Today the atmosphere of rebellion was different than previous days. It can be said that the difference between men and women in Thailand starts when they speak. They use different language diminutives to address whether they are male and female, so just by hearing someone speak you can determine their sex. Like any other day, the women were in uniform and all sitting in the front of the room, while the men sat in the back of the room with their white shirts un-tucked from their jeans.
I could only imagine what went through the female substitute’s mind when these young men pulled out a deck of cards and started placing money on the table. A heavy-set Thai with short black hair strikes it lucky and leaps a foot into the air. The small shriek he lets out is accentuated by the strong stench of spicy salad still on his breathe from lunch. The teacher does her best to keep up with the growing noise in the back of the class but little can be done to overpower Pao’s winning streak.
Truly the sights and sounds of the revolution were in the hearts and minds of the citizens. The Thai’s are great at hiding their true emotions, and instead they chose to replace them with hurried smiles.
As I walk down Sukhumvit road, the main artery of Bangkok, I notice very little change in the manner of the people. There are some armed soldiers at particular intersections, but the Thais show absolutely no concern – at least on the outside.
As I pass Soi Nana, I was almost pleased to see the old European men with their tiny dark-skinned Thai escorts. For me, this had become a sight of normalcy, and now reassuring proof that the coup had not been frightening enough to stop the large Turkish sex-tourist population.
The katoeys (or transvestites) I passed by, slicked their soft hands down my shoulders and whispered sa wadee ka into my ear, reconfirming that they indeed define themselves as women despite their large feet and Adam’s apple – a state of normalcy that continued to keep me smiling.
Walking by the street vendors trying to sell me pirated DVD’s and various opium pipes also seemed to make me happy. One man walks beside me and whispers in my ear, “Boom boom, ping pong show, sexy DVD.” Bangkok nightlife at its tamest is not even close to boring.
Before I turn down my friend’s street, I hear an old woman singing a familiar tune. It is not uncommon to see old, blind people walking down Sukhumvit with a microphone and an static-stricken speaker hung over their shoulders chanting some sort of hypnotic Thai tune – yet this tune seems to be drawing the crowd in towards the wrinkly old woman’s fleshy black eye sockets.

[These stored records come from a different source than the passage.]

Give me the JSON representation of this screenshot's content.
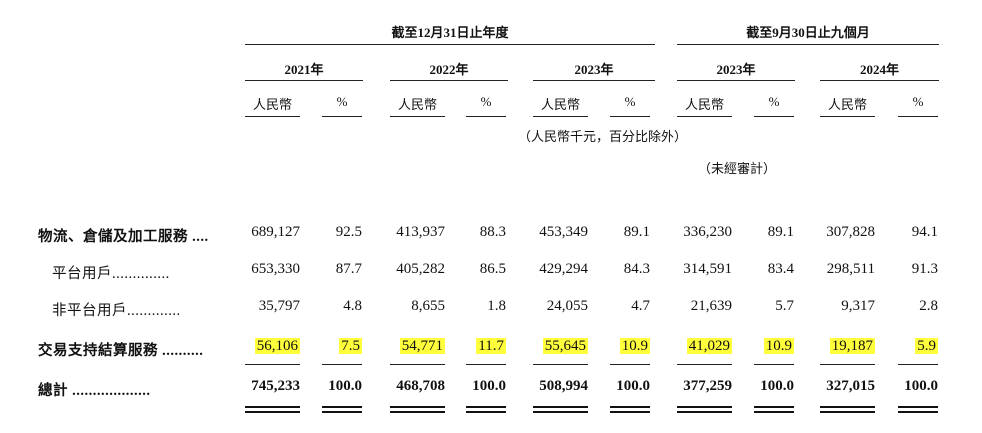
{
  "header": {
    "period_a": "截至12月31日止年度",
    "period_b": "截至9月30日止九個月",
    "years": [
      "2021年",
      "2022年",
      "2023年",
      "2023年",
      "2024年"
    ],
    "currency_label": "人民幣",
    "percent_label": "%",
    "unit_note": "（人民幣千元，百分比除外）",
    "unaudited_note": "（未經審計）"
  },
  "rows": [
    {
      "label": "物流、倉儲及加工服務 ....",
      "values": [
        "689,127",
        "92.5",
        "413,937",
        "88.3",
        "453,349",
        "89.1",
        "336,230",
        "89.1",
        "307,828",
        "94.1"
      ]
    },
    {
      "label": "平台用戶..............",
      "values": [
        "653,330",
        "87.7",
        "405,282",
        "86.5",
        "429,294",
        "84.3",
        "314,591",
        "83.4",
        "298,511",
        "91.3"
      ]
    },
    {
      "label": "非平台用戶.............",
      "values": [
        "35,797",
        "4.8",
        "8,655",
        "1.8",
        "24,055",
        "4.7",
        "21,639",
        "5.7",
        "9,317",
        "2.8"
      ]
    },
    {
      "label": "交易支持結算服務 ..........",
      "values": [
        "56,106",
        "7.5",
        "54,771",
        "11.7",
        "55,645",
        "10.9",
        "41,029",
        "10.9",
        "19,187",
        "5.9"
      ]
    },
    {
      "label": "總計 ...................",
      "values": [
        "745,233",
        "100.0",
        "468,708",
        "100.0",
        "508,994",
        "100.0",
        "377,259",
        "100.0",
        "327,015",
        "100.0"
      ]
    }
  ],
  "colors": {
    "highlight": "#ffff3c"
  }
}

People are wai-ing (a Thai bow where you press both palms together) and giving the woman more than just pocket change. A katoey slips a 50 baht bill in the woman’s cup and wais. “Hok sib…..hok sib….hok sib,” is all I can get out of what the woman is chanting, but I know exactly what it is about. She is singing the song of the revolution, and proclaiming her love for their mighty king who has led them fearlessly through countless military infractions and corrupt governments; but, has yet to steer his beloved country down the wrong the path. For the patrons that slowly gather around her, her gait is clear. If she had eyes, she would cry.